Restricted Methods

Some methods in the Foreign Function and Memory (FFM) API are unsafe and therefore restricted. If used incorrectly, restricted methods can crash the JVM and may silently result in memory corruption.

You must enable native access if an application calls any of the following restricted methods:

Table 12-1 Restricted Methods from the FFM API

Methods Reasoning Behind Restricting the Methods

java.lang.ModuleLayer.Controller.enableNativeAccess(Module)

The method enables native access for the specified module if the caller's module has native access. This method is restricted because it propagates privileges to call restricted methods.

AddressLayout.withTargetLayout(MemoryLayout)

Once you have an address layout with a given target layout, you can use it in a dereference operation, for example, MemorySegment.get(AddressLayout, long), to resize the segment being read, which is unsafe.

Linker.downcallHandle(FunctionDescriptor, Linker.Option...)

Linker.downcallHandle(MemorySegment, FunctionDescriptor, Linker.Option...)

Creating a downcall method handle is intrinsically unsafe. A linker has no way to verify that the provided function descriptor is compatible with the function being called.

A symbol in a foreign library does not typically contain enough signature information, such as arity and the types of foreign function parameters, to enable the linker at runtime to validate linkage requests.
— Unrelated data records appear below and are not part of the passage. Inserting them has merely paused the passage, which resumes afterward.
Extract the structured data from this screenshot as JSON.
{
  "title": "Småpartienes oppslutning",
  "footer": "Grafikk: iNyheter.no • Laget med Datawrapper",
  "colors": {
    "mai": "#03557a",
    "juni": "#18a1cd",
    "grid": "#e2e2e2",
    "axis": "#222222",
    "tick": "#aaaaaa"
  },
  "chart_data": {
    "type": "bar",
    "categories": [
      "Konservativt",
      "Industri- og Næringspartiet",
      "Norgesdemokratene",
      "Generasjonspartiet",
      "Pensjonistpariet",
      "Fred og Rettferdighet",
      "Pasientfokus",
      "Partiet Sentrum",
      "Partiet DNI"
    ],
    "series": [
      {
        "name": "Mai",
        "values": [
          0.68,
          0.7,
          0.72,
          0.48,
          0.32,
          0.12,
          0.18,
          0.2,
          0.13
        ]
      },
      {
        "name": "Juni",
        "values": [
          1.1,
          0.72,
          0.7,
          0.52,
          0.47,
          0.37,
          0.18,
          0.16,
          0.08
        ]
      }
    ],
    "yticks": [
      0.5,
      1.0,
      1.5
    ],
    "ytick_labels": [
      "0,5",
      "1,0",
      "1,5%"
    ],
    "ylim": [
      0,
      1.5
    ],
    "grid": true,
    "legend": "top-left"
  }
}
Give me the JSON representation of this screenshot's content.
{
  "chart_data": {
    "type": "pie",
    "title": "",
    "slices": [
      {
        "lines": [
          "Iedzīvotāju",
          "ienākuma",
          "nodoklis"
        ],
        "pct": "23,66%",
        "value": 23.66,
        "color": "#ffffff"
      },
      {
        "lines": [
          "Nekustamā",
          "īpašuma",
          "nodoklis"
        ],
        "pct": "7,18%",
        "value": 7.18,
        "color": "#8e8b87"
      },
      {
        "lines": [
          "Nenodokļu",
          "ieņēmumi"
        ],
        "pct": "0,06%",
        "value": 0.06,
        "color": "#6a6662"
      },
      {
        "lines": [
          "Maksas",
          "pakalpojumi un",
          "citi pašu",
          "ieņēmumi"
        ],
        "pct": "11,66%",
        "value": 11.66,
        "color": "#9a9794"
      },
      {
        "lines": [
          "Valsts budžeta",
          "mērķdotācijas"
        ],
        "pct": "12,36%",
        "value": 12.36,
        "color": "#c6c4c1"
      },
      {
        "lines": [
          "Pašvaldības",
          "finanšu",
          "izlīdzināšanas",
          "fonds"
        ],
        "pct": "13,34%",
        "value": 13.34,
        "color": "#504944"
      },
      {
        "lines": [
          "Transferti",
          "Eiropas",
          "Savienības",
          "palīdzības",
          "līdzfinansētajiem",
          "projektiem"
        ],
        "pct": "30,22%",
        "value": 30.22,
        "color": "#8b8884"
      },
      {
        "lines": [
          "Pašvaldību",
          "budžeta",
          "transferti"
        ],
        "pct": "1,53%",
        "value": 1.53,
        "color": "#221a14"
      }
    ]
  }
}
When a client interacts with a downcall method handle obtained through an invalid linkage request, for example, by specifying a function descriptor featuring too many argument layouts, the result of such an interaction is unspecified and can lead to JVM crashes.

Linker.upcallStub(MethodHandle, FunctionDescriptor, Arena, Linker.Option...)

As with creating downcall handles, the linker can't check whether the function pointer you are creating (like the qsort comparator in the example in Upcalls: Passing Java Code as a Function Pointer to a Foreign Function) is the correct one for the for the downcall you are passing it to (like the qsort method handle in the same example).

MemorySegment.reinterpret(long)

MemorySegment.reinterpret(long, Arena, Consumer<MemorySegment>)

MemorySegment.reinterpret(Arena, Consumer<MemorySegment>)

These methods allows you to change the size and lifetime of an existing segment by creating a new alias to the same region of memory. See Foreign Functions That Return Pointers for more information.

The spatial or temporal bounds associated with the memory segment alias returned by these methods might be incorrect. For example, consider a region of memory that's 10 bytes long that's backing a zero-length memory segment. An application might overestimate the size of the region and use MemorySegment::reinterpret to obtain a segment that's 100 bytes long. Later, this might result in attempts to dereference memory outside the bounds of the region, which might cause a JVM crash or, even worse, result in silent memory corruption.

SymbolLookup.libraryLookup(String, Arena)

SymbolLookup.libraryLookup(Path, Arena)

Loading a library can always cause execution of native code. For example, on Linux, they can be executed through dlopen hooks.

Enabling Native Access

To enable native access for specific modules on the module path, specify a comma-separated list of module names:

java --enable-native-access=M1,M2,... MyApp

To enable native access for all code on the class path, use the following command-line option:

java --enable-native-access=ALL-UNNAMED MyApp

You can also specify the --enable-native-access option as follows:

Enabling Native Access More Selectively

The --enable-native-access=ALL-UNNAMED option lifts native access restrictions for all classes on the class path. It’s recommended that you enable native access more selectively by moving JAR files that use the FFM API to the module path. This allows native access to be enabled for those JAR files specifically, not for the entire class path. You can move a JAR file from the class path to the module path without it being modularized. The Java runtime will treat it as an automatic module whose name is based on its file name. See Incremental Modularization with Automatic Modules.

Controlling the Effect of Native Access Restrictions

If native access is not enabled for a module, then it is illegal for code in that module to call a restricted method. You can specify what happens when such a module calls a restricted method by setting the --illegal-native-access command-line option to one of the following values:

  • allow: Allows the restricted operation to proceed.
  • warn: Allows the restricted operation to proceed and issues a warning the first time that an illegal native access occurs in a particular module. At most one warning per module is issued. This is the default value in JDK 24 and later.
  • deny: Throws an IllegalCallerException for every illegal native access operation. This will be the default value in a future release of the JDK.